Service COGS Service COGS in our ECONA segment increased $1.4 million to $8.8 million during the first quarter of 2013. Service COGS for all other segments were flat at $0.1 million during the first quarter of 2013, reflecting no significant change from the first quarter of 2012.
A significant portion of service COGS in our ECONA segment resulted from activities associated with the EV Project. Service COGS recognized under the EV Project increased $1.3 million to $8.2 million, primarily due to direct costs related to service revenue increases and increased depreciation on equipment in service under the DOE Contract. Excluding depreciation, ECONA segment service COGS was 29% and 48% of ECONA segment service revenue for the first quarter of 2013 and 2012, respectively. The resulting cost of goods sold reduction per revenue dollar and related favorable gross margin impact is the result of an increased percentage of DOE Contract revenues related to reporting of cost share for in-kind costs. In-kind costs include allowable costs of ownership incurred by the owners of vehicles in the program, which results in reportable cost share and revenue to us under the program for which we incur minimal related costs. Service COGS related to charging events increased $0.1 million to $0.1 million. Consulting service COGS was flat at $0.5 million.
Operating Expenses Total operating expenses were flat at $6.4 million during the first quarter of 2013. The majority of our operating expenses, including corporate administrative and support costs, are related to our ECONA segment. Operating expenses in our ECONA segment increased $0.3 million to $6.2 million during the first quarter of 2013. Operating expenses in our other segments decreased $0.3 million to $0.2 million during the first quarter of 2013, primarily due to a decrease in activity and related expenses in our international operations, specifically our ECOtality Australia subsidiary.

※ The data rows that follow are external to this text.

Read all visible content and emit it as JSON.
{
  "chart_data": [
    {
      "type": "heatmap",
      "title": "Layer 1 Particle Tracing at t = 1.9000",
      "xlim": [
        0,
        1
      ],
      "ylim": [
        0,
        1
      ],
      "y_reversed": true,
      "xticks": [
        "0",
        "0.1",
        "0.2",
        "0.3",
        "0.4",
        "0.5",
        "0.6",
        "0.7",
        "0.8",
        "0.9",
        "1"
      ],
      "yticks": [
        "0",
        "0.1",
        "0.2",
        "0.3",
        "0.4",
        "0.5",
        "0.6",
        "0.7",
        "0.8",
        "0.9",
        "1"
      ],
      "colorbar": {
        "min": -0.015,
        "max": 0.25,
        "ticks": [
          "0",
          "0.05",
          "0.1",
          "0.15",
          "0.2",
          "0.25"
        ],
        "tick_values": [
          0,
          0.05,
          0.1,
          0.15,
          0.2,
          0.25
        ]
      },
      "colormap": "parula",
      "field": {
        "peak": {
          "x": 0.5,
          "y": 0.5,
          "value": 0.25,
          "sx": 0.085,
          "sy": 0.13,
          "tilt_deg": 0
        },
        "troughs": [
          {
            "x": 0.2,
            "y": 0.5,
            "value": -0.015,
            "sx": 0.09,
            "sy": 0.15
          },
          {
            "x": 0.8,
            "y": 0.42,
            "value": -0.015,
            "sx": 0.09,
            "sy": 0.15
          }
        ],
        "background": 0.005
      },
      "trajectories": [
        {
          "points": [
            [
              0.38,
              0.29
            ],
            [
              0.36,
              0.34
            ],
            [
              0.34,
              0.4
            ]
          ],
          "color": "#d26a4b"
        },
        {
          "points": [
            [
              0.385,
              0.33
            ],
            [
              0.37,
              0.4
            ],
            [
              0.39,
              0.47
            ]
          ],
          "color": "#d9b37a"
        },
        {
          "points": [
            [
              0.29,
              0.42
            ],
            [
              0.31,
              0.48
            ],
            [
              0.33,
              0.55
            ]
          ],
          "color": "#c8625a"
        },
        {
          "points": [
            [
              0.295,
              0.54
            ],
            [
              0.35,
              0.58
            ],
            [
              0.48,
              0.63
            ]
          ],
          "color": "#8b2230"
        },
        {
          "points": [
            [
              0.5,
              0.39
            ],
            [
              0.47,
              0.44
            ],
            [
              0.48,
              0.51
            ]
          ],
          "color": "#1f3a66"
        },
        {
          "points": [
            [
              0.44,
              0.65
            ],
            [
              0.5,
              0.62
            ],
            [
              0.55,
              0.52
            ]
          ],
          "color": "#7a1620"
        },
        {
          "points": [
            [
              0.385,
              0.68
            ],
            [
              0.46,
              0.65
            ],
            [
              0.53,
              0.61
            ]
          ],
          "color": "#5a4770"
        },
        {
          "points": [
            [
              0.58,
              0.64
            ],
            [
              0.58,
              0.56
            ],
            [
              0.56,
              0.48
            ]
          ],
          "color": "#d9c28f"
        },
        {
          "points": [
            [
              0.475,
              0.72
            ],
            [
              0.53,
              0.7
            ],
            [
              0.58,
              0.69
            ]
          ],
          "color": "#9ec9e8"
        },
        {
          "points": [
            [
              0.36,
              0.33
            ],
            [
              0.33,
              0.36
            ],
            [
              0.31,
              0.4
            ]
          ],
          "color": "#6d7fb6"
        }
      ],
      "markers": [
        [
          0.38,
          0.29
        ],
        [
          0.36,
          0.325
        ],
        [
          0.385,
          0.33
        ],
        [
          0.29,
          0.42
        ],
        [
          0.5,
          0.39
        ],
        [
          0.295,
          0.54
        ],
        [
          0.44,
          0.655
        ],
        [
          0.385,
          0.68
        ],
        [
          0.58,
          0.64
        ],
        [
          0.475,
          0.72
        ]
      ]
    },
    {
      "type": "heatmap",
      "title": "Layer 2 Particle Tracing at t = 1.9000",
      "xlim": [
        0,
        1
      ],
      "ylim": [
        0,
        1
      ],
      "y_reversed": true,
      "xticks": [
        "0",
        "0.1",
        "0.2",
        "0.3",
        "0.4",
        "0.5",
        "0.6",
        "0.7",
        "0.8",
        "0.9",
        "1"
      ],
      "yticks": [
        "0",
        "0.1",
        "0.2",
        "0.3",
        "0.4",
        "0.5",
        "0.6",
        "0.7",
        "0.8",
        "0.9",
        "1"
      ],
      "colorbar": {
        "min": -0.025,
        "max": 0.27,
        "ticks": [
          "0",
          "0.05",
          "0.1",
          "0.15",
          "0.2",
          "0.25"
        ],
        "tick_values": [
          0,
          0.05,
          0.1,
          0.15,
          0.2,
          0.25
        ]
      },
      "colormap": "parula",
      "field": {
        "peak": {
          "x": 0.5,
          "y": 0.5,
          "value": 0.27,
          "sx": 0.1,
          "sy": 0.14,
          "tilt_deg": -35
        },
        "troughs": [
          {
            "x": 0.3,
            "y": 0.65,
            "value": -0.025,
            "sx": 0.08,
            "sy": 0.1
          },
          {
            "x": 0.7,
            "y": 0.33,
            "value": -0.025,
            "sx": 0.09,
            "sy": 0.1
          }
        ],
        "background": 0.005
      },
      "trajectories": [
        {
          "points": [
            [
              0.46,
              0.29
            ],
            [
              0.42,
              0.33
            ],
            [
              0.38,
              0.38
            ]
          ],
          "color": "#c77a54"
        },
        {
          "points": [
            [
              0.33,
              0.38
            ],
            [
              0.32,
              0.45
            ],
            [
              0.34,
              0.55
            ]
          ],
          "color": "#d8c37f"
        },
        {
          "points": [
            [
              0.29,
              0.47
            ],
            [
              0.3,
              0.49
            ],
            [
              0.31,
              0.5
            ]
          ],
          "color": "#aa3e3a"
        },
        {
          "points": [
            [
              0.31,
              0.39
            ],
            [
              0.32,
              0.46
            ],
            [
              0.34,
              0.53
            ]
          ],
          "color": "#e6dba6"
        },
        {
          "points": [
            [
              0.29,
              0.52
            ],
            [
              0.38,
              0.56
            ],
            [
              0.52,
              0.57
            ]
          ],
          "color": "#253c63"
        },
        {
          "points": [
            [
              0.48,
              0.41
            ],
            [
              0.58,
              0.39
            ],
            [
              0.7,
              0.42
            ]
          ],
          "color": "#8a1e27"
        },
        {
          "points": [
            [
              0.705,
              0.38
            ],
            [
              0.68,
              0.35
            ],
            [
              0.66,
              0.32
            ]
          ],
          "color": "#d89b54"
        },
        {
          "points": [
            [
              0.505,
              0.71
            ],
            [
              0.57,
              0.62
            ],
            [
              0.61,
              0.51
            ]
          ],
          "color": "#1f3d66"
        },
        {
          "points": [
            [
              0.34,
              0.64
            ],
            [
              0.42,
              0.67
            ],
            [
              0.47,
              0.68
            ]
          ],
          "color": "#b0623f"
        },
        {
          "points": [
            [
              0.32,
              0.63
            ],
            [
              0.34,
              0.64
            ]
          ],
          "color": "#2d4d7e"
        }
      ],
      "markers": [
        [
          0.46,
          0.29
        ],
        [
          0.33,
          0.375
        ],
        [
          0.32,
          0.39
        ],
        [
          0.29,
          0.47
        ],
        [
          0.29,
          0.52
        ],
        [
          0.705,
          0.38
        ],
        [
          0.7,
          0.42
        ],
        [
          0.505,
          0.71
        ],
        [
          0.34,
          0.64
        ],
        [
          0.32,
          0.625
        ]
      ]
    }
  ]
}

Sales and Marketing Sales and marketing expenses primarily consist of payroll and related benefits, consulting services, fees associated with attendance and booth rental at trade shows, and related expenses incurred in the support and promotion of our brand and our product and service offerings.
Sales and marketing expenses were $1.2 million during the first quarter of 2013, reflecting minimal change from the first quarter of 2012.
29 --------------------------------------------------------------------------------Research and Development Research and development expenses primarily consist of payroll and related benefits, contract labor, and consulting services in support of development activities related to EV products.
Research and development expenses increased $0.1 million to $0.5 million during the first quarter of 2013, primarily due to payroll and related benefits and consulting services incurred in connection with planned product development activities.
General and Administrative General and administrative expenses primarily consist of payroll and related benefits, facilities and data communication related expenses, and legal and professional fees.
General and administrative expenses decreased $0.1 million to $4.8 million during the first quarter of 2013, primarily attributable to a $0.4 million decrease in consulting services related to customer resource management ("CRM") system maintenance and support, a $0.4 million increase resulting from a charge related to potential liabilities in connection with a U.S. Department of Labor investigation (described below in Part II, Item 1 - Legal Proceedings), and a $0.1 million decrease in legal fees.